Despite this jurisdictional finding, the court went on to address the second issue of interpretation raised in the application, namely, whether the term ‘entries in’ bankers’ books should be interpreted as meaning transactional records alone or, as was submitted on behalf of Ms Meng, both transactional records and non-transactional records maintained for regulatory compliance. The court relied on the history of the legislation in its analysis. The 1879 Act has always been concerned with facilitating the proof in evidence of concrete banking action. The purpose of the legislation was to enable this proof by reliance upon a verified copy of a bankers’ book, thereby keeping bankers and bankers’ books in the banks and not tied up in the courtroom.
It was well established that the focus of ‘entries’ has always been transactional, and the Act was never concerned to cover everything that a bank has, or does, or writes down, in the course of its ordinary business as a bank.

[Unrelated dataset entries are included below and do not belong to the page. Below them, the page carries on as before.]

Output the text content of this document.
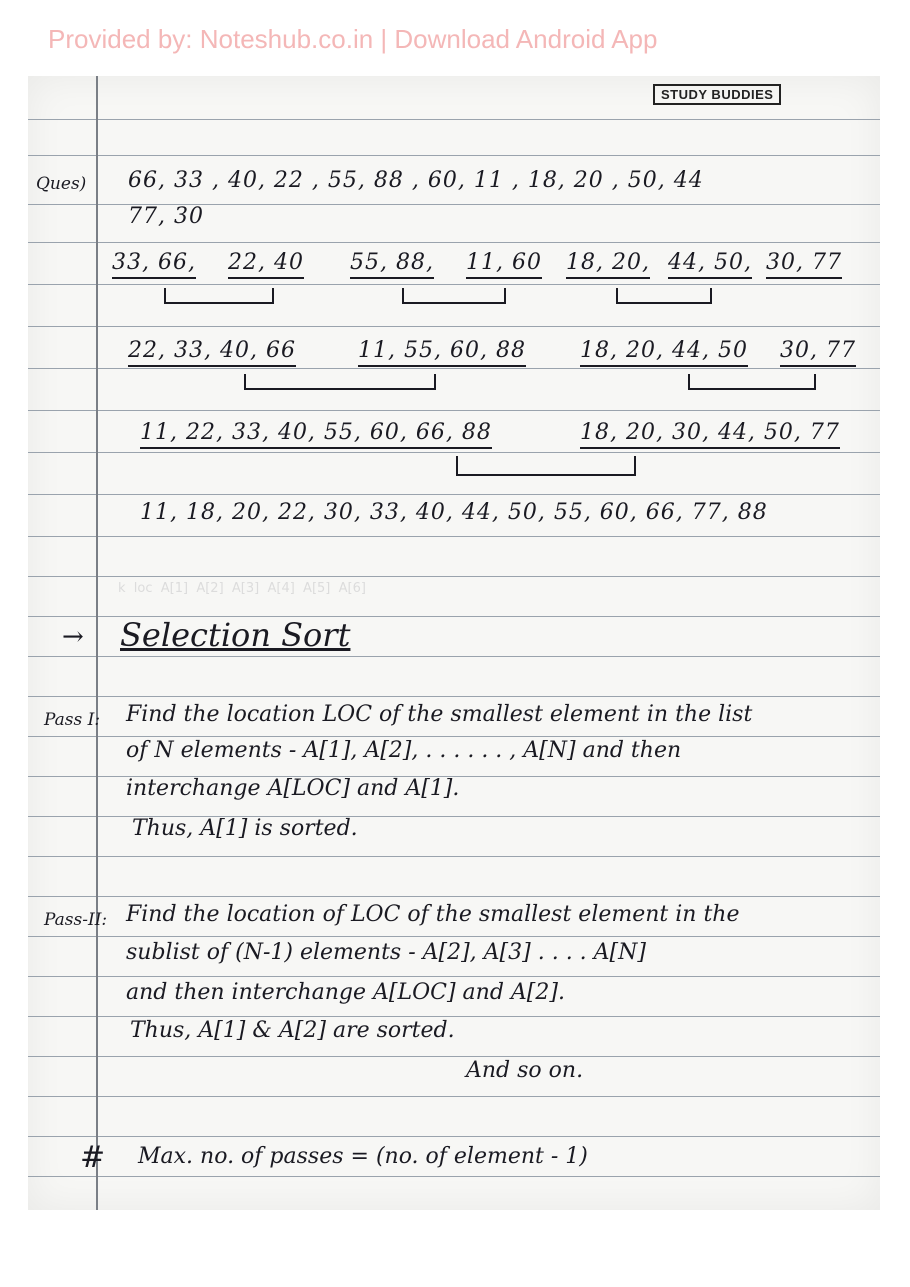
Provided by: Noteshub.co.in | Download Android App
STUDY BUDDIES
k  loc  A[1]  A[2]  A[3]  A[4]  A[5]  A[6]
Ques) 66, 33 , 40, 22 , 55, 88 , 60, 11 , 18, 20 , 50, 44
77, 30
33, 66, 22, 40 55, 88, 11, 60 18, 20, 44, 50, 30, 77
22, 33, 40, 66	11, 55, 60, 88 18, 20, 44, 50 30, 77
11, 22, 33, 40, 55, 60, 66, 88	18, 20, 30, 44, 50, 77
11, 18, 20, 22, 30, 33, 40, 44, 50, 55, 60, 66, 77, 88
→ Selection Sort
Pass I: Find the location LOC of the smallest element in the list
of N elements - A[1], A[2], . . . . . . , A[N] and then
interchange A[LOC] and A[1].
Thus, A[1] is sorted.
Pass-II: Find the location of LOC of the smallest element in the
sublist of (N-1) elements - A[2], A[3] . . . . A[N]
and then interchange A[LOC] and A[2].
Thus, A[1] & A[2] are sorted.
And so on.
# Max. no. of passes = (no. of element - 1)
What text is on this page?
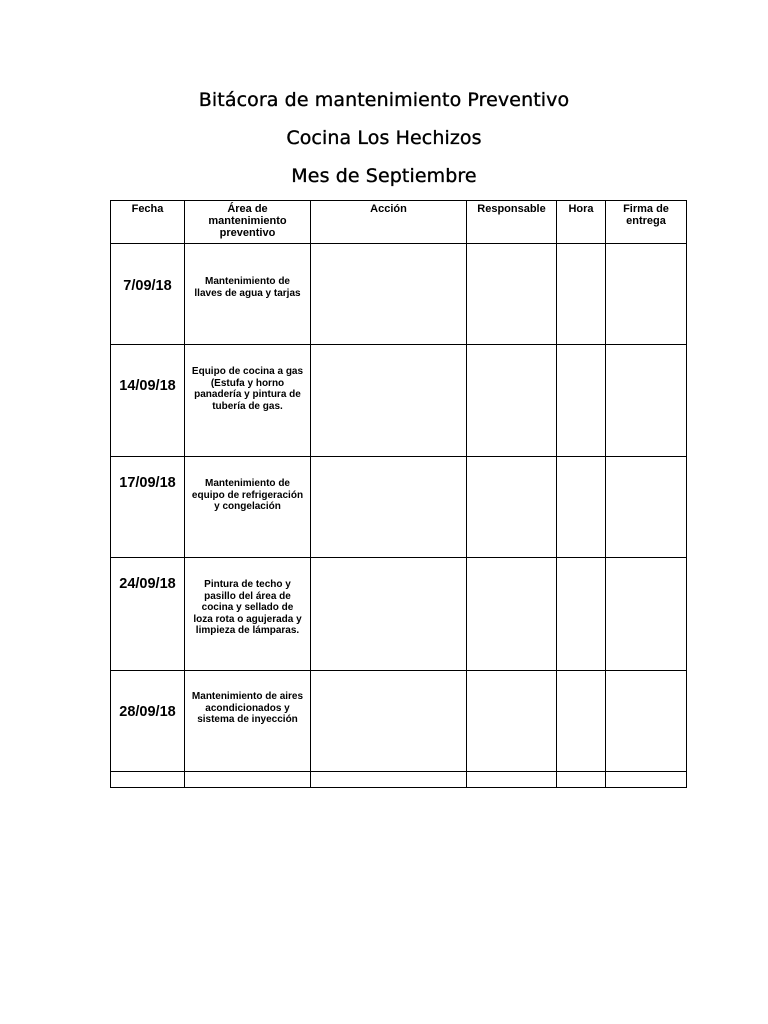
Bitácora de mantenimiento Preventivo
Cocina Los Hechizos
Mes de Septiembre
Fecha	Área de mantenimiento preventivo	Acción	Responsable	Hora	Firma de entrega

7/09/18	Mantenimiento de llaves de agua y tarjas				

14/09/18	Equipo de cocina a gas (Estufa y horno panadería y pintura de tubería de gas.				

17/09/18	Mantenimiento de equipo de refrigeración y congelación				

24/09/18	Pintura de techo y pasillo del área de cocina y sellado de loza rota o agujerada y limpieza de lámparas.				

28/09/18	Mantenimiento de aires acondicionados y sistema de inyección				
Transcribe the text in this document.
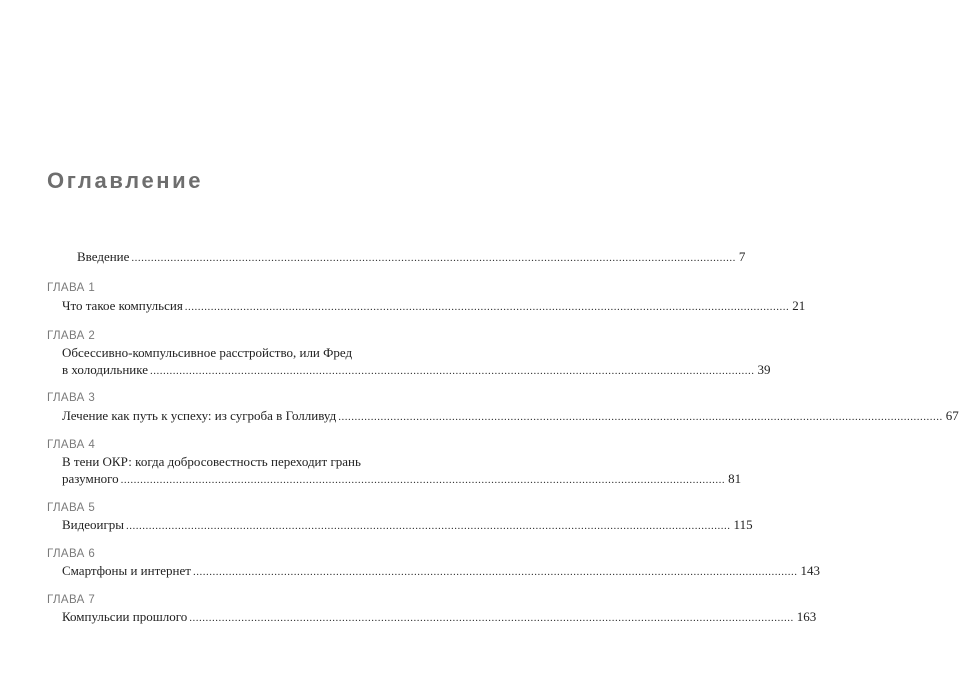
Оглавление
Введение .......................................................................................................................................................................................... 7
ГЛАВА 1
Что такое компульсия .......................................................................................................................................................................................... 21
ГЛАВА 2
Обсессивно-компульсивное расстройство, или Фред
в холодильнике .......................................................................................................................................................................................... 39
ГЛАВА 3
Лечение как путь к успеху: из сугроба в Голливуд .......................................................................................................................................................................................... 67
ГЛАВА 4
В тени ОКР: когда добросовестность переходит грань
разумного .......................................................................................................................................................................................... 81
ГЛАВА 5
Видеоигры .......................................................................................................................................................................................... 115
ГЛАВА 6
Смартфоны и интернет .......................................................................................................................................................................................... 143
ГЛАВА 7
Компульсии прошлого .......................................................................................................................................................................................... 163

There was no authority in support of extending the meaning to include records maintained for regulatory compliance. Therefore, the court concluded that had it not found against Ms Meng’s application on the issue of jurisdiction, it would have found against it on the interpretation of the scope of the term ‘entries in’ bankers’ books.
Having found it had no jurisdiction, the court dismissed Ms Meng’s application for disclosure. The decision of the court is not open to appeal.